Connect OpenTelemetry operational guide
Core philosophy: “Admins want to know that something is wrong before their users do.”
This guide helps operations teams use OpenTelemetry metrics, traces, and logs to monitor Posit Connect health and diagnose performance issues. The guidance is organized around some exemplar operational questions rather than signal types.
Overview
OpenTelemetry provides comprehensive observability for Posit Connect through three complementary signal types:
- Metrics - Quantitative measurements of system behavior (connection pool utilization, request latency, active users)
- Traces - Distributed execution paths showing high-level lifecycle events (scheduled executions, queue operations, content deployments)
- Logs - Structured event records with contextual information
This guide focuses on the most critical operational questions that Connect administrators face daily. Each question includes specific metrics to check, query patterns to use, and interpretation guidance to help you quickly identify and resolve issues.
For a complete catalog of every metric, trace span, and attribute that Connect emits, see the signal reference. For alert threshold guidance, see the alerting recommendations.

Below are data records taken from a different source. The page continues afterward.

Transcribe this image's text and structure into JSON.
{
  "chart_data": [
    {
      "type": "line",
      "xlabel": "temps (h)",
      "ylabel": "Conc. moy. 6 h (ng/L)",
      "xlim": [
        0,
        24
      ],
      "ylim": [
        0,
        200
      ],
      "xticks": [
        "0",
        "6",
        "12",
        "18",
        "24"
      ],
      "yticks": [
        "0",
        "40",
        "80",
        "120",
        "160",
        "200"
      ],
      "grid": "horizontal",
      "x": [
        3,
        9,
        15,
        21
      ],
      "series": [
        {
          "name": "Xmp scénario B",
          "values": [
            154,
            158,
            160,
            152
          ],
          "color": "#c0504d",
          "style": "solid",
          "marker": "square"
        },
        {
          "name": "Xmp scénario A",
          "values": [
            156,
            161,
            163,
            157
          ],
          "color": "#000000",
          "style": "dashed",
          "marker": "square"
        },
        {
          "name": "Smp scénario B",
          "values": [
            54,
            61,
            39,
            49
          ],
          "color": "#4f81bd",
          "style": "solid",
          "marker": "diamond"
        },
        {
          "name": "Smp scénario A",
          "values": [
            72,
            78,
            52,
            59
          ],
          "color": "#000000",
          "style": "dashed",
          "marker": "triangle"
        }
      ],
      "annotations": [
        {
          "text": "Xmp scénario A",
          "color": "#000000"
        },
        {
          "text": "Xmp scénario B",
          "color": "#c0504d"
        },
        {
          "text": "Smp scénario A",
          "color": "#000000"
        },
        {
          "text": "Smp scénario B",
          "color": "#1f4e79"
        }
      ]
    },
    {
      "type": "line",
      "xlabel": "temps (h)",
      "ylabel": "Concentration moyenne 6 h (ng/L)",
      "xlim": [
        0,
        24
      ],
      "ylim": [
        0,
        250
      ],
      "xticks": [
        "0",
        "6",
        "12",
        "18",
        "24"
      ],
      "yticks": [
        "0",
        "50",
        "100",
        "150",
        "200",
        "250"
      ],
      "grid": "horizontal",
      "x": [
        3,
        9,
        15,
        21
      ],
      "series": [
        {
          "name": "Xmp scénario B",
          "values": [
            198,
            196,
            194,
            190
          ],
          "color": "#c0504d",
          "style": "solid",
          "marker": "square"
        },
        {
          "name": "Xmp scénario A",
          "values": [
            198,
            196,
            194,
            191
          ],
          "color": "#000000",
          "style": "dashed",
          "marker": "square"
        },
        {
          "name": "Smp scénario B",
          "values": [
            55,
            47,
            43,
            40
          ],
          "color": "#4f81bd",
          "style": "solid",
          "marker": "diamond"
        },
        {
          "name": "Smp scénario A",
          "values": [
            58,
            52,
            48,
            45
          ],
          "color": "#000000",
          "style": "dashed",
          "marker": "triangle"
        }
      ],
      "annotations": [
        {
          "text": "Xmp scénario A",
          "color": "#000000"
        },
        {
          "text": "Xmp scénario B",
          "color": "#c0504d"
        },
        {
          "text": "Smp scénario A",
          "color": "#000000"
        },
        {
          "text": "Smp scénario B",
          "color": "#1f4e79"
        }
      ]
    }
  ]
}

If you are setting up OpenTelemetry for the first time, see the getting started guide.
Prerequisites
- Posit Connect 2026.02.0 or later
- OpenTelemetry instrumentation enabled in configuration
- Optionally, an observability platform that supports OpenTelemetry (Datadog, Grafana, etc.) if you want to export signals beyond the diagnostic bundle (highly recommended)
Configuration
Enable OpenTelemetry instrumentation in your rstudio-connect.gcfg:
[OpenTelemetry]
Enabled = trueThis enables collection of all signals (traces, logs, and metrics). By default, Connect persists signals to disk for local debugging and diagnostic bundles. To export to your observability platform’s local collector, configure one or more [OTLPEndpoint] sections:
[OTLPEndpoint "mybackend"]
Endpoint = http://collector:4318See the getting started guide for common configuration patterns and the configuration reference for full details on available settings.
Trace visibility
Connect exports high-level lifecycle traces to your Application Performance Monitoring (APM) system:
- HTTP requests and API operations — All HTTP endpoints, service request handling, and render request timing
- Scheduled execution lifecycle — Schedule triggers and execution workflow
- Queue operations — Item enqueue and processing lifecycle (with wait time and processing duration)
- Worker provisioning and lifecycle — Worker creation, process startup, full lifecycle tracking, and connection acceptance timing
- Report execution and process startup — Report execution phases, setup, and process startup timing (separating startup from execution)
- Launcher job lifecycle — Off-host execution setup and submission for Kubernetes deployments
- Content deployments — Deployment operations and content launches
- Email operations — Email send operations
Contact Posit Support if you need assistance with trace analysis.
Health and performance
Is Connect healthy right now? — Service availability, database health, schedule success, application stability. Health monitoring →
Why is Connect slow right now? — Database performance, API latency, infrastructure bottlenecks, trace-based root cause analysis. Performance troubleshooting →
Job queue operations
Are scheduled jobs running? — Job completion health, worker availability, timeout monitoring. Job execution health →
Why is this scheduled job taking longer than usual? — Duration analysis, queue wait times, trace investigation. Job duration analysis →
Is the job queue backing up? — Queue size and age monitoring, drain time estimation. Queue backup detection →
Content operations
Which content is using the most resources? — Job pressure, process counts, host metric correlation. Resource investigation →
How do I route content failures to owners? — Owner context in failure events, alert routing patterns. Owner alerting →
Why did this content fail? — Failure detection, log investigation, trace correlation. Failure investigation →
License and capacity
Are we approaching license limits? — Named user utilization, Shiny user limits, license expiration. License capacity monitoring →
Are we rejecting users due to capacity? — Rejection rates, breakdown by reason and type, investigation workflow. Request rejection monitoring →
Query pattern translation
Throughout the detailed guides, you’ll find Query Pattern sections using platform-agnostic pseudo-code alongside Datadog and Grafana equivalents. The pseudo-query patterns describe the logical operations needed, which you can translate to any platform’s syntax.
For example, a pattern like:
P95 of (db.sql.latency) over 5 minutes
Translates to different syntax depending on your platform:
- Datadog:
sum:db.sql.latency.bucket{*} by {upper_bound}.as_count()
- Grafana — Prometheus Query Language (PromQL):
histogram_quantile(0.95, rate(db_sql_latency_milliseconds_bucket[5m]))
The patterns help you understand what to calculate, so you can translate them to how in your specific observability platform.
Starter dashboards
Pre-built dashboards covering health, performance, job queues, content operations, license capacity, and request rejections:
- Grafana dashboard — Import via Dashboards > New > Import in Grafana
- Datadog dashboard — Import via Dashboards > New Dashboard > Import in Datadog
These dashboards use the queries documented throughout this guide. Customize thresholds and layouts to match your environment.